Pontida, 22 aprile: centri sociali di Napoli sul luogo sacro della Lega

Pontida, 22 aprile: centri sociali di Napoli sul luogo sacro della Lega

BERGAMO – Terroni sul “sacro suolo” di Pontida: è la vendetta dei centri sociali contro la contestatissima visita di Matteo Salvini a Napoli. Il leader del Carroccio ha fatto sapere di voler tornare nel capoluogo partenopeo e gli antagonisti lo vanno a trovare a casa sua. Proprio lì, su quel prato poco distante dalla Abbazia di San Giacomo dove si tenne il giuramento della Lega Lombarda storica e che dal 1990 accoglie gli annuali raduni della Lega Nord, il centro sociale Insurgencia di Napoli ha chiamato a raccolta i militanti di tutta Italia. Appuntamento al prossimo 22 aprile per “liberare la cittadina padana dallo stigma razzista che da quasi 30 anni le pesa sulla testa”.
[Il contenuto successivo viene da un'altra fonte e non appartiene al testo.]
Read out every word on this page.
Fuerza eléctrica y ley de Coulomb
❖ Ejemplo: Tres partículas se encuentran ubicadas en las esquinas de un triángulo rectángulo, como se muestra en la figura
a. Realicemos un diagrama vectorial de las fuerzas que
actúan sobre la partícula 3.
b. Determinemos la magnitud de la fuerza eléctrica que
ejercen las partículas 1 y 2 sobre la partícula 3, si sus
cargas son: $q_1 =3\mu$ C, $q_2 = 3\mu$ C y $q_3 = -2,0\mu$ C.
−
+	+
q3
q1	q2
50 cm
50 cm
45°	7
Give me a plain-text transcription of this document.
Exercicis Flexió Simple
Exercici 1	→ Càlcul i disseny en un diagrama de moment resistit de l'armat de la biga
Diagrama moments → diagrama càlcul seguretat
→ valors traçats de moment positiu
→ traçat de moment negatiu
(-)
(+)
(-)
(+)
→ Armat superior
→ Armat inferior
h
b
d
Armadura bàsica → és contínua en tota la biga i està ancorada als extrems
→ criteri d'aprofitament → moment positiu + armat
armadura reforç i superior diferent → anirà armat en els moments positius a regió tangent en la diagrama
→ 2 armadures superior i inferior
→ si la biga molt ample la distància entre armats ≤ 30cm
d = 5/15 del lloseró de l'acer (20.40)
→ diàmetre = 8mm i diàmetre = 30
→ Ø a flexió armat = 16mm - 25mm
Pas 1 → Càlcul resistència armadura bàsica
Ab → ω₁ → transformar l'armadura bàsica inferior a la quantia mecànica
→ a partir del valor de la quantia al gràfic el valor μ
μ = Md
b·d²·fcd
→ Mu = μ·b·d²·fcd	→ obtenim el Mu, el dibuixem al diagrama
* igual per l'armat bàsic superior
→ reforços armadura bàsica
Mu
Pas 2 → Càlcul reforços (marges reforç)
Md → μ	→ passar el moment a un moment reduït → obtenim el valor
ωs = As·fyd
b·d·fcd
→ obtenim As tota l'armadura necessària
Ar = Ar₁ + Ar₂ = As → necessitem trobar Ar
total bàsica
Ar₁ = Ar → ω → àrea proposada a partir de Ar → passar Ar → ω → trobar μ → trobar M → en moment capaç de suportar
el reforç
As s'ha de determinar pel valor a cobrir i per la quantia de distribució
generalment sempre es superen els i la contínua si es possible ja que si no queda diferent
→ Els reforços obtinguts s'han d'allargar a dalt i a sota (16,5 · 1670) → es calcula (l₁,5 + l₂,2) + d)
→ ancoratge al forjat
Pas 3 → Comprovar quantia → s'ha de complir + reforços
La manifestazione, con tanto di corteo e concerto, ha già fatto registrare le adesioni di noti personaggi della cultura. Un gruppo di scrittori ha lanciato l’appello “Scrittori terroni uniti – C’è del popolo in questo Paese”: tra i primi firmatari, e tra coloro che hanno annunciato la loro partecipazione e il loro sostegno, figurano anche Maurizio De Giovanni, autore de “I bastardi di Pizzofalcone”, lo scrittore napoletano Luca Delgado, il regista e autore Geatano Di Vaio, Pino Imperatore autore tra gli altri di “Benvenuti in casa Esposito”, il regista e drammaturgo Giovanni Meola, l’attore teatrale Claudio Finelli responsabile cultura dell’Arci Gay napoletana. “C’è del popolo in questo Paese. Un popolo che non ha bisogno di una carta d’identità per riconoscersi come appartenente alla stessa comunità”, si legge nell’appello della manifestazione.

“Un popolo che non ha bisogno di una competizione sportiva per individuare un nemico comune. Un popolo che dice no alla Tav, no a Trump e a Salvini, no alla Tap, no a Grandi Navi Venezia, no a quella globalizzazione che genera differenze e incentiva inimicizie e che ha costruito muri anziché abbatterli come avrebbe potuto e dovuto”, proseguono gli scrittori che invitano tutti a partecipare.

“A Pontida, 30 anni fa, – si legge ancora – si è piantato il seme del razzismo, e ed è lì che si dovrà andare per eliminarlo, per azzerare gli orologi e cominciare a ricalcolare un nuovo tempo, per Pontida e per il Paese”. L’iniziativa degli scrittori si unisce alla mobilitazione degli artisti che suoneranno a Pontida al termine della manifestazione la cui preparazione prosegue in queste settimane anche al Nord con comitati promotori nati a Milano, Bergamo, Venezia, Padova, Vicenza, Parma, Alessandria, Trento, Ancona, Jesi, Senigallia oltre al comitato promotore di Napoli e della altre città della Campania come Caserta e Benevento.